Community Programs Director for the Wyoming branch of the United States Department of Agriculture (USDA), Lorraine Werner, was on hand at one of the meetings to inform attendees that if the area wanted a newer and better equipped medical facility, designated a Critical Access Hospital (CAH), the USDA would fund it in the form of a low interest loan.
The HSPS also brought in representatives from BKD at another meeting. BKD is an accounting firm that consults on a wide range of healthcare with experience ranging from academic medical centers to rural health clinics. BKD Partner Joe Watt and Director Eric Lopato were on hand at the Feb. 13 meeting to tell of their experiences in dealing with rural healthcare and the conclusions of these projects. The pair told of the feasibility study the HSPS had hired them to begin and what that entails in determining if a tailored medical facility was even a possibility.
The HSPS has also brought back information from CAHs that have been completed in the general region. The medical facilities visited were situated in towns with a similar demographic and feel—and the information gained from this field trip was given at the March 27 meeting at the PVCC. Information from that trip, including a slide show, is also available on the Platte Valley healthcare website mentioned above.
Positives in the Plan
Unfortunately, the designation for the new medical facility being conceived is CAH. It seems the word “hospital” in this USDA designation carries connotations of a monstrous building for some people. What it really means to the population of this area is a new medical facility tailored to our wants and needs.
What the CAH is envisioned to become is a 25-room facility with 20-22 of those rooms being dedicated to long-term care (the function the Saratoga Care Center provides now, but with all private rooms) and the other five rooms being for shorter term stays or acute care.

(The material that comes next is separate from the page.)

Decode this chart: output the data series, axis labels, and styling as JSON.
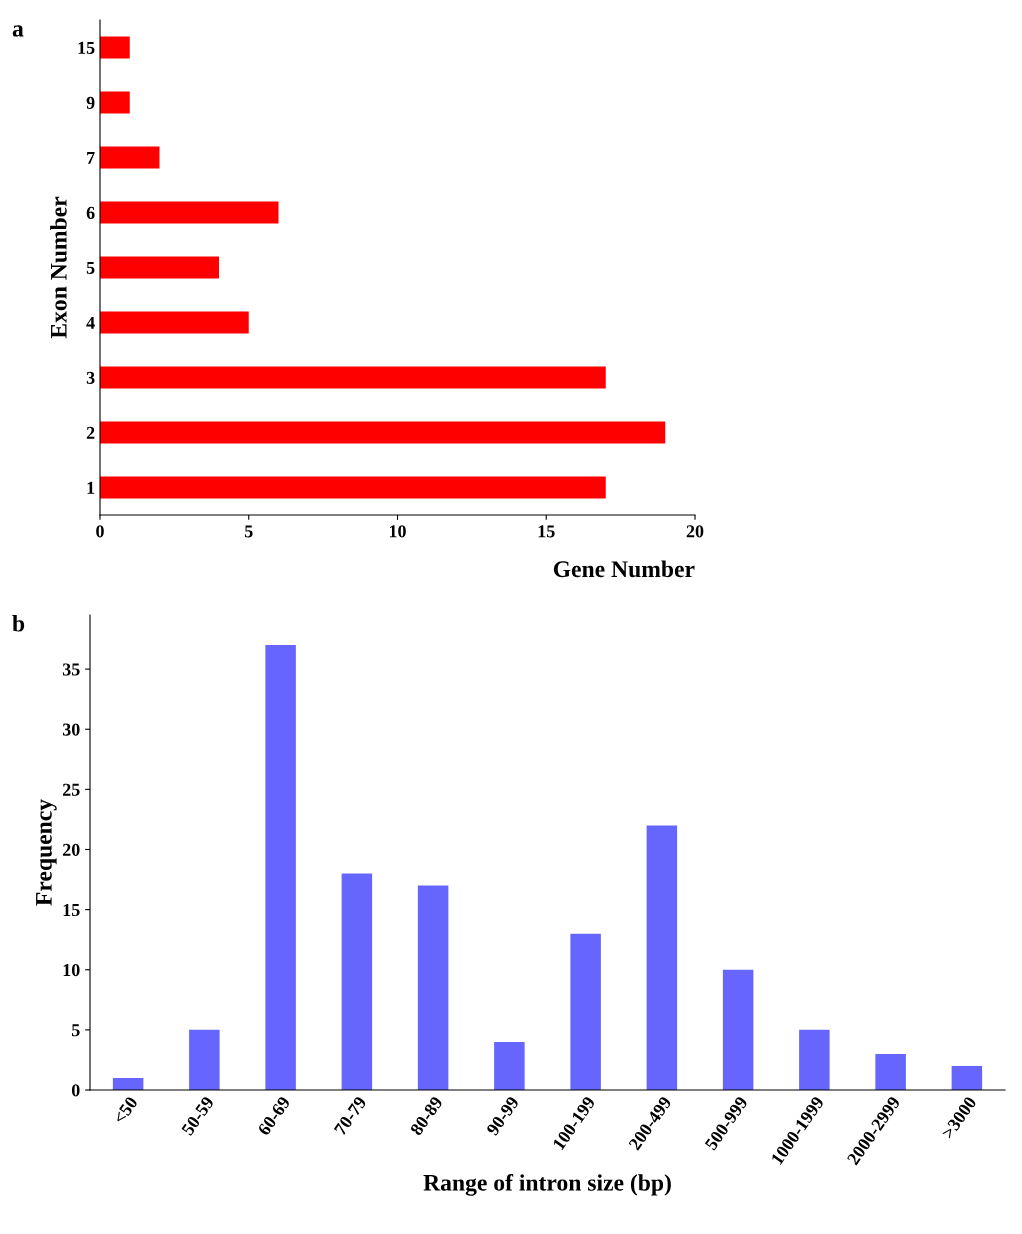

Some of the demands of the CAH designation is that the center provides 24-hour emergency care and has a full-time physician staff and onsite laboratory.

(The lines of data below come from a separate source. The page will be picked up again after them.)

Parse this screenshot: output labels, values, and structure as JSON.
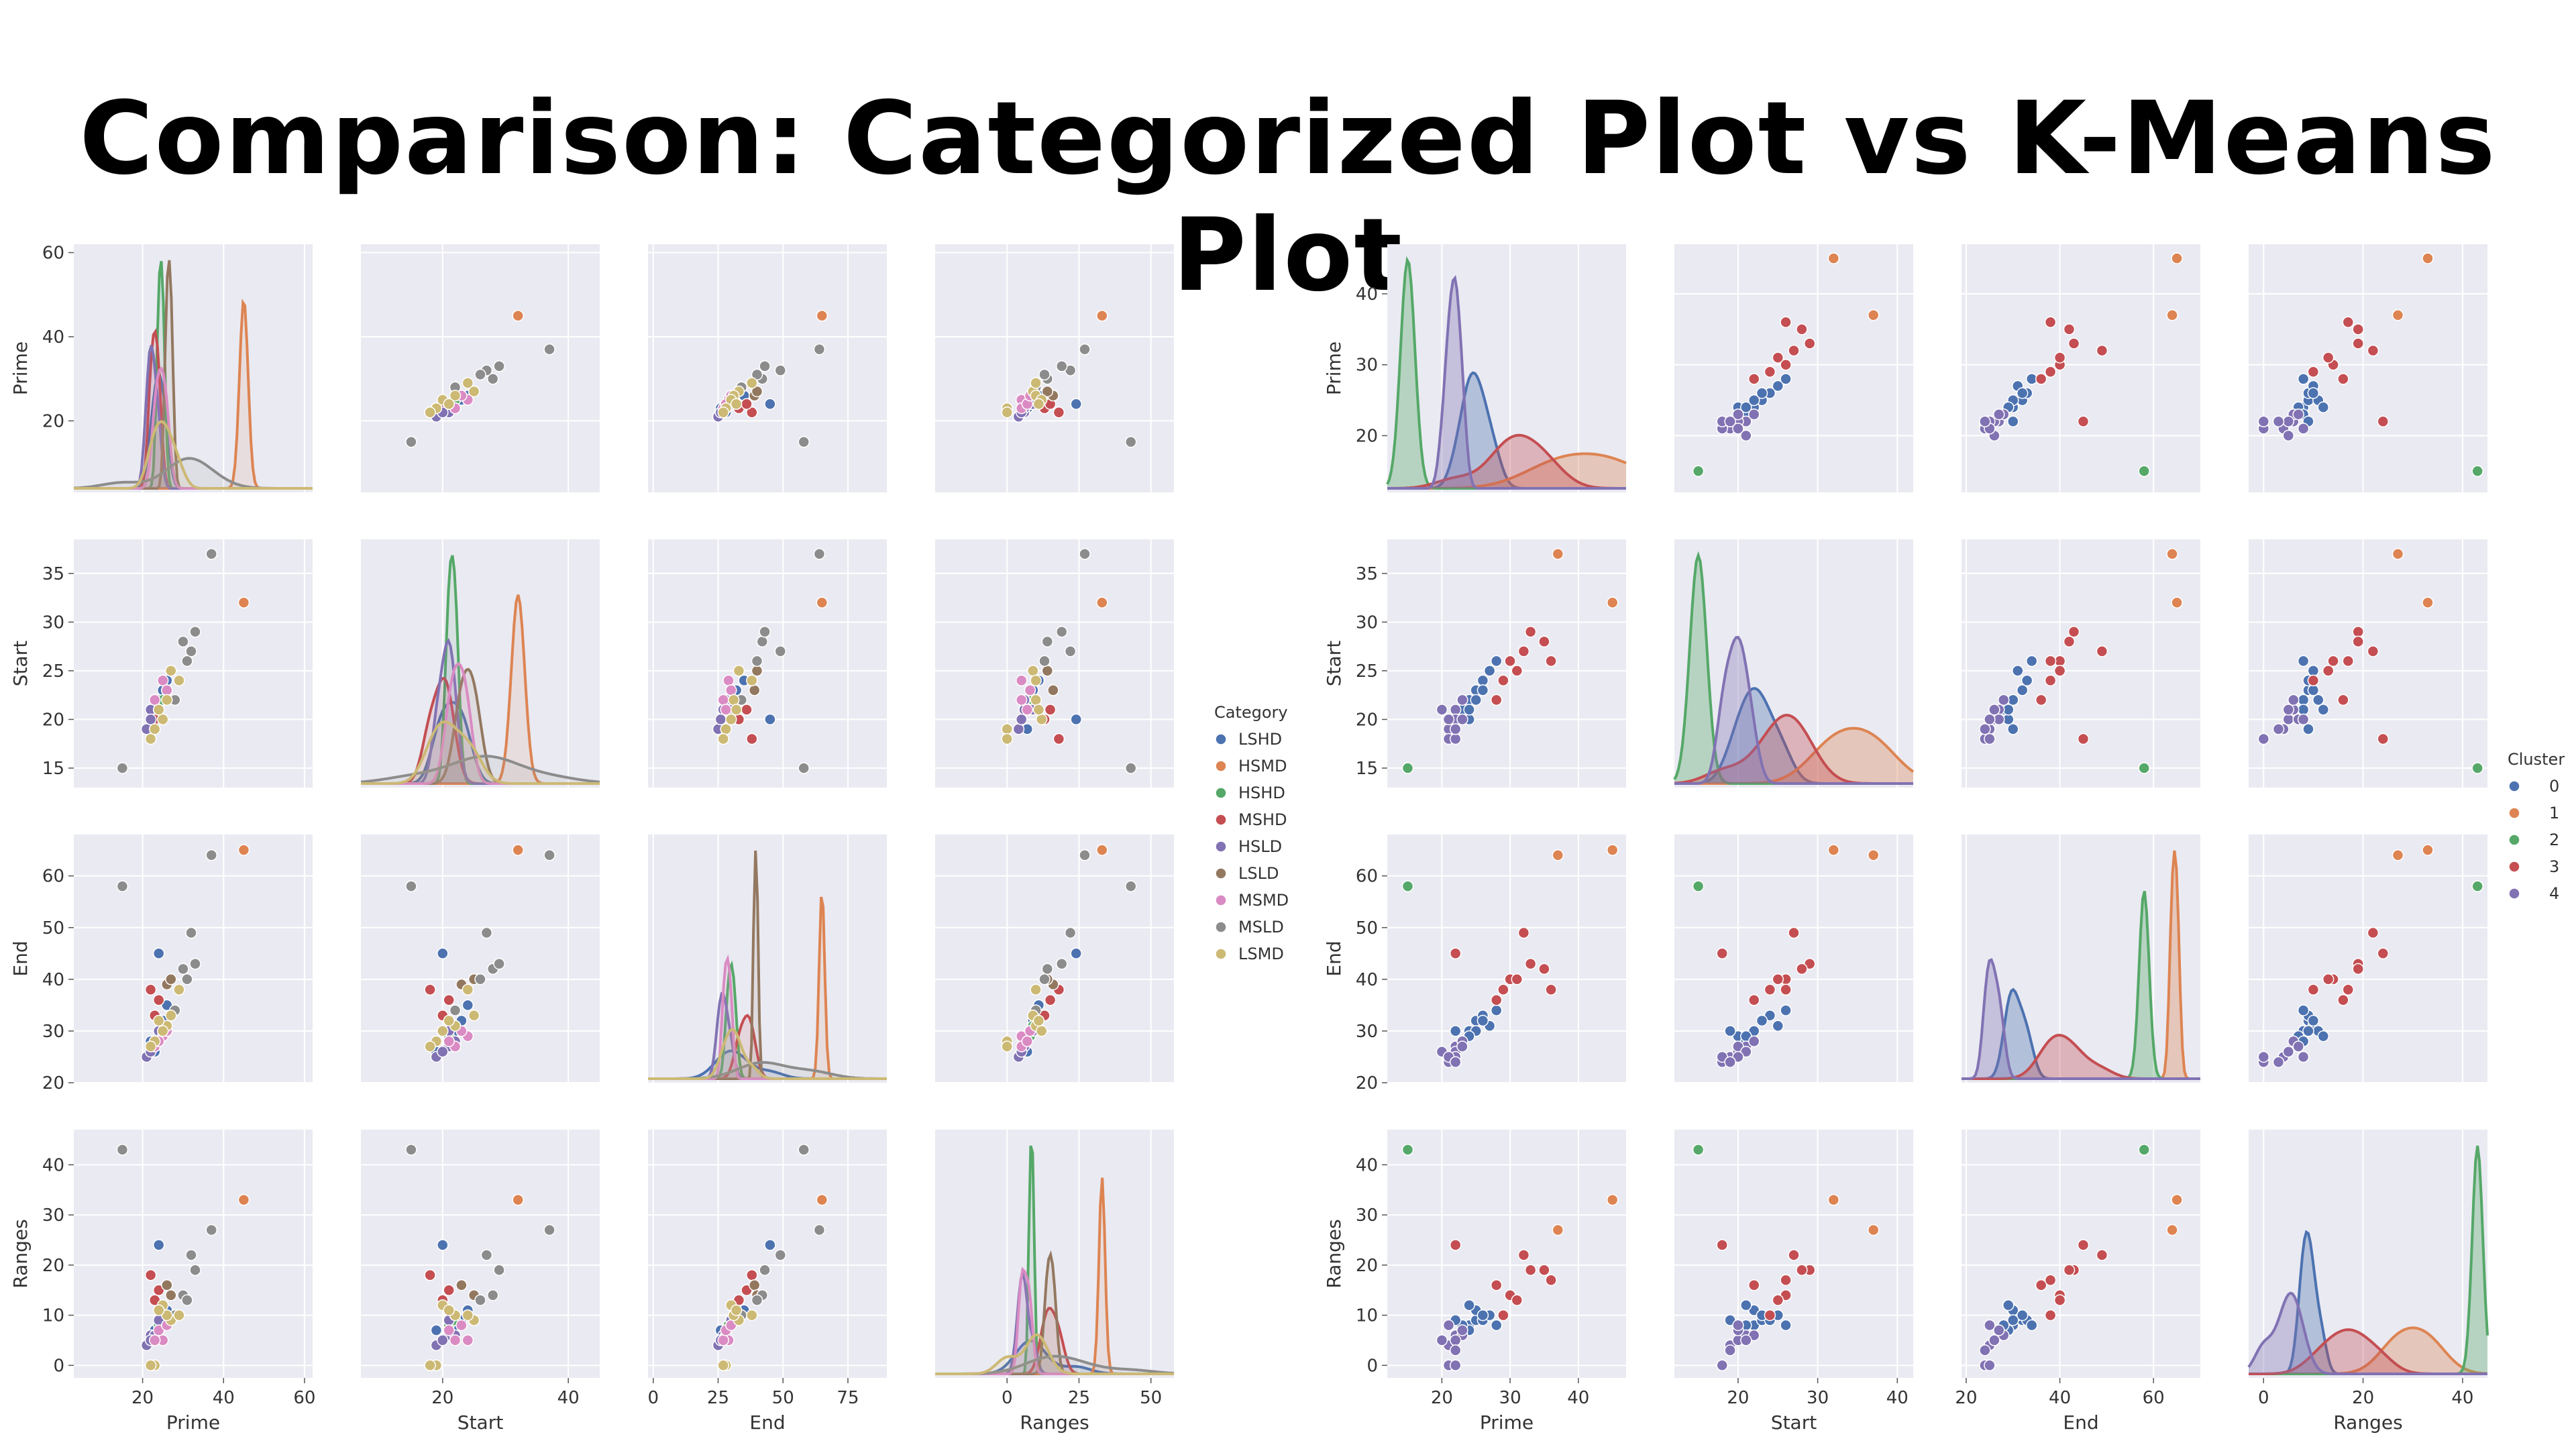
{
  "title": "Comparison: Categorized Plot vs K-Means Plot",
  "chart_data": [
    {
      "type": "scatter",
      "kind": "pairplot",
      "variables": [
        "Prime",
        "Start",
        "End",
        "Ranges"
      ],
      "limits": {
        "Prime": [
          3,
          62
        ],
        "Start": [
          13,
          38.5
        ],
        "End": [
          20,
          68
        ],
        "Ranges": [
          -2.5,
          47
        ]
      },
      "ticks": {
        "Prime": [
          20,
          40,
          60
        ],
        "Start": [
          15,
          20,
          25,
          30,
          35
        ],
        "End": [
          20,
          30,
          40,
          50,
          60
        ],
        "Ranges": [
          0,
          10,
          20,
          30,
          40
        ]
      },
      "xlims": {
        "Prime": [
          3,
          62
        ],
        "Start": [
          7,
          45
        ],
        "End": [
          -2,
          90
        ],
        "Ranges": [
          -25,
          58
        ]
      },
      "xticks": {
        "Prime": [
          20,
          40,
          60
        ],
        "Start": [
          20,
          40
        ],
        "End": [
          0,
          25,
          50,
          75
        ],
        "Ranges": [
          0,
          25,
          50
        ]
      },
      "legend": {
        "title": "Category",
        "placement": "right",
        "entries": [
          "LSHD",
          "HSMD",
          "HSHD",
          "MSHD",
          "HSLD",
          "LSLD",
          "MSMD",
          "MSLD",
          "LSMD"
        ]
      },
      "colors": [
        "#4c72b0",
        "#dd8452",
        "#55a868",
        "#c44e52",
        "#8172b3",
        "#937860",
        "#da8bc3",
        "#8c8c8c",
        "#ccb974"
      ],
      "points": [
        [
          24,
          22,
          30,
          8,
          0
        ],
        [
          25,
          23,
          32,
          9,
          0
        ],
        [
          24,
          20,
          45,
          24,
          0
        ],
        [
          23,
          19,
          26,
          7,
          0
        ],
        [
          22,
          21,
          28,
          6,
          0
        ],
        [
          26,
          24,
          35,
          11,
          0
        ],
        [
          45,
          32,
          65,
          33,
          1
        ],
        [
          24,
          21,
          29,
          8,
          2
        ],
        [
          25,
          22,
          31,
          9,
          2
        ],
        [
          22,
          18,
          38,
          18,
          3
        ],
        [
          23,
          20,
          33,
          13,
          3
        ],
        [
          24,
          21,
          36,
          15,
          3
        ],
        [
          21,
          19,
          25,
          4,
          4
        ],
        [
          22,
          21,
          27,
          6,
          4
        ],
        [
          23,
          22,
          28,
          6,
          4
        ],
        [
          24,
          21,
          30,
          9,
          4
        ],
        [
          22,
          20,
          26,
          5,
          4
        ],
        [
          26,
          23,
          39,
          16,
          5
        ],
        [
          27,
          25,
          40,
          14,
          5
        ],
        [
          25,
          24,
          29,
          5,
          6
        ],
        [
          23,
          22,
          27,
          5,
          6
        ],
        [
          24,
          21,
          28,
          7,
          6
        ],
        [
          26,
          23,
          30,
          8,
          6
        ],
        [
          37,
          37,
          64,
          27,
          7
        ],
        [
          15,
          15,
          58,
          43,
          7
        ],
        [
          30,
          28,
          42,
          14,
          7
        ],
        [
          32,
          27,
          49,
          22,
          7
        ],
        [
          33,
          29,
          43,
          19,
          7
        ],
        [
          31,
          26,
          40,
          13,
          7
        ],
        [
          28,
          22,
          34,
          10,
          7
        ],
        [
          27,
          25,
          33,
          9,
          8
        ],
        [
          29,
          24,
          38,
          10,
          8
        ],
        [
          26,
          22,
          31,
          10,
          8
        ],
        [
          25,
          20,
          30,
          12,
          8
        ],
        [
          24,
          21,
          32,
          11,
          8
        ],
        [
          23,
          19,
          28,
          0,
          8
        ],
        [
          22,
          18,
          27,
          0,
          8
        ]
      ],
      "xlabels": [
        "Prime",
        "Start",
        "End",
        "Ranges"
      ],
      "ylabels": [
        "Prime",
        "Start",
        "End",
        "Ranges"
      ]
    },
    {
      "type": "scatter",
      "kind": "pairplot",
      "variables": [
        "Prime",
        "Start",
        "End",
        "Ranges"
      ],
      "limits": {
        "Prime": [
          12,
          47
        ],
        "Start": [
          13,
          38.5
        ],
        "End": [
          20,
          68
        ],
        "Ranges": [
          -2.5,
          47
        ]
      },
      "ticks": {
        "Prime": [
          20,
          30,
          40
        ],
        "Start": [
          15,
          20,
          25,
          30,
          35
        ],
        "End": [
          20,
          30,
          40,
          50,
          60
        ],
        "Ranges": [
          0,
          10,
          20,
          30,
          40
        ]
      },
      "xlims": {
        "Prime": [
          12,
          47
        ],
        "Start": [
          12,
          42
        ],
        "End": [
          19,
          70
        ],
        "Ranges": [
          -3,
          45
        ]
      },
      "xticks": {
        "Prime": [
          20,
          30,
          40
        ],
        "Start": [
          20,
          30,
          40
        ],
        "End": [
          20,
          40,
          60
        ],
        "Ranges": [
          0,
          20,
          40
        ]
      },
      "legend": {
        "title": "Cluster",
        "placement": "right",
        "entries": [
          "0",
          "1",
          "2",
          "3",
          "4"
        ]
      },
      "colors": [
        "#4c72b0",
        "#dd8452",
        "#55a868",
        "#c44e52",
        "#8172b3"
      ],
      "points": [
        [
          24,
          22,
          30,
          8,
          0
        ],
        [
          25,
          23,
          32,
          9,
          0
        ],
        [
          24,
          20,
          29,
          7,
          0
        ],
        [
          26,
          24,
          33,
          9,
          0
        ],
        [
          23,
          21,
          28,
          8,
          0
        ],
        [
          27,
          25,
          31,
          10,
          0
        ],
        [
          25,
          22,
          30,
          11,
          0
        ],
        [
          24,
          21,
          29,
          12,
          0
        ],
        [
          26,
          23,
          32,
          10,
          0
        ],
        [
          22,
          19,
          30,
          9,
          0
        ],
        [
          28,
          26,
          34,
          8,
          0
        ],
        [
          37,
          37,
          64,
          27,
          1
        ],
        [
          45,
          32,
          65,
          33,
          1
        ],
        [
          15,
          15,
          58,
          43,
          2
        ],
        [
          29,
          24,
          38,
          10,
          3
        ],
        [
          30,
          26,
          40,
          14,
          3
        ],
        [
          32,
          27,
          49,
          22,
          3
        ],
        [
          33,
          29,
          43,
          19,
          3
        ],
        [
          31,
          25,
          40,
          13,
          3
        ],
        [
          28,
          22,
          36,
          16,
          3
        ],
        [
          22,
          18,
          45,
          24,
          3
        ],
        [
          35,
          28,
          42,
          19,
          3
        ],
        [
          36,
          26,
          38,
          17,
          3
        ],
        [
          21,
          19,
          25,
          4,
          4
        ],
        [
          22,
          21,
          27,
          6,
          4
        ],
        [
          23,
          22,
          28,
          6,
          4
        ],
        [
          22,
          20,
          26,
          5,
          4
        ],
        [
          21,
          18,
          24,
          0,
          4
        ],
        [
          22,
          18,
          25,
          0,
          4
        ],
        [
          23,
          20,
          27,
          7,
          4
        ],
        [
          20,
          21,
          26,
          5,
          4
        ],
        [
          21,
          20,
          25,
          8,
          4
        ],
        [
          22,
          19,
          24,
          3,
          4
        ]
      ],
      "xlabels": [
        "Prime",
        "Start",
        "End",
        "Ranges"
      ],
      "ylabels": [
        "Prime",
        "Start",
        "End",
        "Ranges"
      ]
    }
  ]
}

Other features include a physical therapy area, a visiting specialist room, a radiology room and a kitchen/cafeteria.
The Saratoga Sun feels these are all things the community could use.
Dollars and Jobs
If accomplished, a USDA loan will run through one of our local financial institutions. This kind of guaranteed loan would be a boost to our local economy.
Building a CAH has also been shown to bring 1.3 jobs to the area for every position hired to work at the center, so not only does the community gain in having professionals come to our community, it gains in their attendant families and support workers.
Forward or Way Back
If you had attended the last meeting, you would be aware of how close we are to losing our nursing home. The Saratoga Care Center has been subsidized by HMS to the tune of about $750,000 over the last three years.
The Platte Valley Clinic simply does not have the financial resources to bring in a full time doctor even with the Corbett Medical Foundation giving $200,000 to $300,000 thousand a year to help run the clinic.
New funding sources to hire physicians are available for a CAH, though.
Rural healthcare is a priority for both the USDA and Center for Medicare/Medicaid Services (CMS). It is such a goal for these agencies that the USDA will, as mentioned previously, provide a loan for the construction of a small hospital—and CMS will provide up to 70 percent of the funds needed to operate that facility.
Building the facility also means different funding avenues for hiring full-time doctors and a complimentary staff. It is also easier to hire professionals when you have a brand new facility.
The options seem simple—either support the new facility and gain doctors, 24-hour emergency service and attendant laboratory and radiology services—or lose our nursing home and continue our clinic with a lesser staff.
A Worthwhile Endeavor
The Saratoga Sun feels the completion of a CAH would be beneficial to our community in many ways and we ask you to come and participate in the discussion either by coming to the open meetings or by simply filling out the anonymous survey.